刘记者在回到县城之后,接到一个电话,马上和吴高仁他们告辞,说另有采访任务要赶回去。谁挂的电话?郭志强偷偷问吴高仁。不知道就别问,知道得越多未必是好事。我们就是负责做好接待、解释。吴高仁黑着脸,郭志强偷偷吐了吐舌头。
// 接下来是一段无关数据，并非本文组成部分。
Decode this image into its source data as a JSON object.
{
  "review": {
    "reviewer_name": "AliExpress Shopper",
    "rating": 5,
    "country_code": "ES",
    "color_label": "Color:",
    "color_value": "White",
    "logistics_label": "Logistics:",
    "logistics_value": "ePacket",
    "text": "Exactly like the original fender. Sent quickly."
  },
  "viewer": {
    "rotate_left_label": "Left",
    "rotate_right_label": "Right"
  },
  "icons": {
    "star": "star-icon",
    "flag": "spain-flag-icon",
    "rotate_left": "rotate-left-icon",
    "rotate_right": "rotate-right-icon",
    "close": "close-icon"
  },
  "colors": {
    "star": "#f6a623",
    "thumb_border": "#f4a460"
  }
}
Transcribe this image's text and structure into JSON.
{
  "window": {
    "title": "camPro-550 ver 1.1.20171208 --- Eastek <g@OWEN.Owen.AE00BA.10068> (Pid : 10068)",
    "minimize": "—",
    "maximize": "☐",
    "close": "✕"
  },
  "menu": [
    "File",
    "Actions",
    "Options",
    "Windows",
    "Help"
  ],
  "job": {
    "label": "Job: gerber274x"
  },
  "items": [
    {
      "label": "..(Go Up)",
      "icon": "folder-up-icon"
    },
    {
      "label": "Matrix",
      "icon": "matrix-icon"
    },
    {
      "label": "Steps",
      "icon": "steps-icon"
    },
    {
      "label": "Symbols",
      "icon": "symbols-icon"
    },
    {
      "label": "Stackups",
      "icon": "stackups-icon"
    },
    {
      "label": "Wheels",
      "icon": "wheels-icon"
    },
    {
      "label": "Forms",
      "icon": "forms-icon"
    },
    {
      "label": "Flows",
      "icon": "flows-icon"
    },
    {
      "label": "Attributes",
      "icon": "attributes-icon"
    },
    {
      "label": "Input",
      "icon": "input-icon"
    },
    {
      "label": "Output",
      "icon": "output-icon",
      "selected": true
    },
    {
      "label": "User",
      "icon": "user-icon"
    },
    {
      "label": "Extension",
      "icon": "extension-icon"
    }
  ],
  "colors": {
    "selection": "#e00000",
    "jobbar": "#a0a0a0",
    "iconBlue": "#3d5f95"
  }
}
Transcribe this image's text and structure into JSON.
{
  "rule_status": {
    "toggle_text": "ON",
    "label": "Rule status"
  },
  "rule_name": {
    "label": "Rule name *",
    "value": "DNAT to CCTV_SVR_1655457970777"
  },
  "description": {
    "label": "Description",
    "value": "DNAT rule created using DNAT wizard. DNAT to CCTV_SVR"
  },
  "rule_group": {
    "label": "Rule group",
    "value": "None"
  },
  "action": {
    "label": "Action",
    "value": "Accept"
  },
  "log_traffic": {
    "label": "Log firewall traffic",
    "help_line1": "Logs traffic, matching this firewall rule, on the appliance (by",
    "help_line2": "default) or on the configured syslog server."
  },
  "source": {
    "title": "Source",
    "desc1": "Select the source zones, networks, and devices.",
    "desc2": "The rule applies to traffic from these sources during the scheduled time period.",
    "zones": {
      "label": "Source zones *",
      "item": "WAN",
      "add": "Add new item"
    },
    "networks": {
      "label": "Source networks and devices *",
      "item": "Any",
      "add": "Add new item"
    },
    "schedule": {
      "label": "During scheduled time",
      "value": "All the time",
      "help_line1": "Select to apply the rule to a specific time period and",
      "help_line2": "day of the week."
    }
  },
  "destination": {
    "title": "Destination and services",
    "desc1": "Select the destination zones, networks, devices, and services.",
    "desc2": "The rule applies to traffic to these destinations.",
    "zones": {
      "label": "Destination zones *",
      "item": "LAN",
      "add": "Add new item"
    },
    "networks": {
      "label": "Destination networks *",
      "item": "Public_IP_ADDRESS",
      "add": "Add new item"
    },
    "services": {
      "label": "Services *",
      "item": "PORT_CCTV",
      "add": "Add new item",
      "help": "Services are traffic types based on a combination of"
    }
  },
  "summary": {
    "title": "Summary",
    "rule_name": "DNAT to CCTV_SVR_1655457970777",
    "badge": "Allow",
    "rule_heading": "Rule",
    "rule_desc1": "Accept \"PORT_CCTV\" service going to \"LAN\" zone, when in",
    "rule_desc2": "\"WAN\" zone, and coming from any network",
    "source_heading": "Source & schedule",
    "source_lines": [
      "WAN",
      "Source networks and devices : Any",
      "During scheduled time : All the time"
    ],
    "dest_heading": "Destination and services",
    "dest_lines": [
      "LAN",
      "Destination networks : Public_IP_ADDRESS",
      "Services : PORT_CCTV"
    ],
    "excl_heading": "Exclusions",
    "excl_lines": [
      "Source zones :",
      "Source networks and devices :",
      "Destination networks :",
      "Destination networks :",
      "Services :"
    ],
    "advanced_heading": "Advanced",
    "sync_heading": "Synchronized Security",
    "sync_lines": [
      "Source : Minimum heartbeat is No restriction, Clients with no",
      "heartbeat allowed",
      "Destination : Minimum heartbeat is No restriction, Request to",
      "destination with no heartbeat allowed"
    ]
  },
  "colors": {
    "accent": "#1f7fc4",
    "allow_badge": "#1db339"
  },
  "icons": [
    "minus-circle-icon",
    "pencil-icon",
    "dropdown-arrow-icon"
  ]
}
送走刘记者,吴高仁握着柯台长和丁铭的手说:我也不想再留你。送战友,希望你们不再半路返回。柯台长也拍了拍吴高仁的肩膀:希望如此。柯台长和丁铭上车而去。吴高仁要大家都赶快回家休息,最近几天大家体力和精力都严重透支,希望不要再横生枝节。郭志强他们挥手告别,吴高仁也起身准备回家去,休整几天,继续研究西水县的文史资料,希望能整理出一本书,也留下点文名。吴高仁刚刚骑车走出政府大门,手机的铃声很是震撼心灵地响了。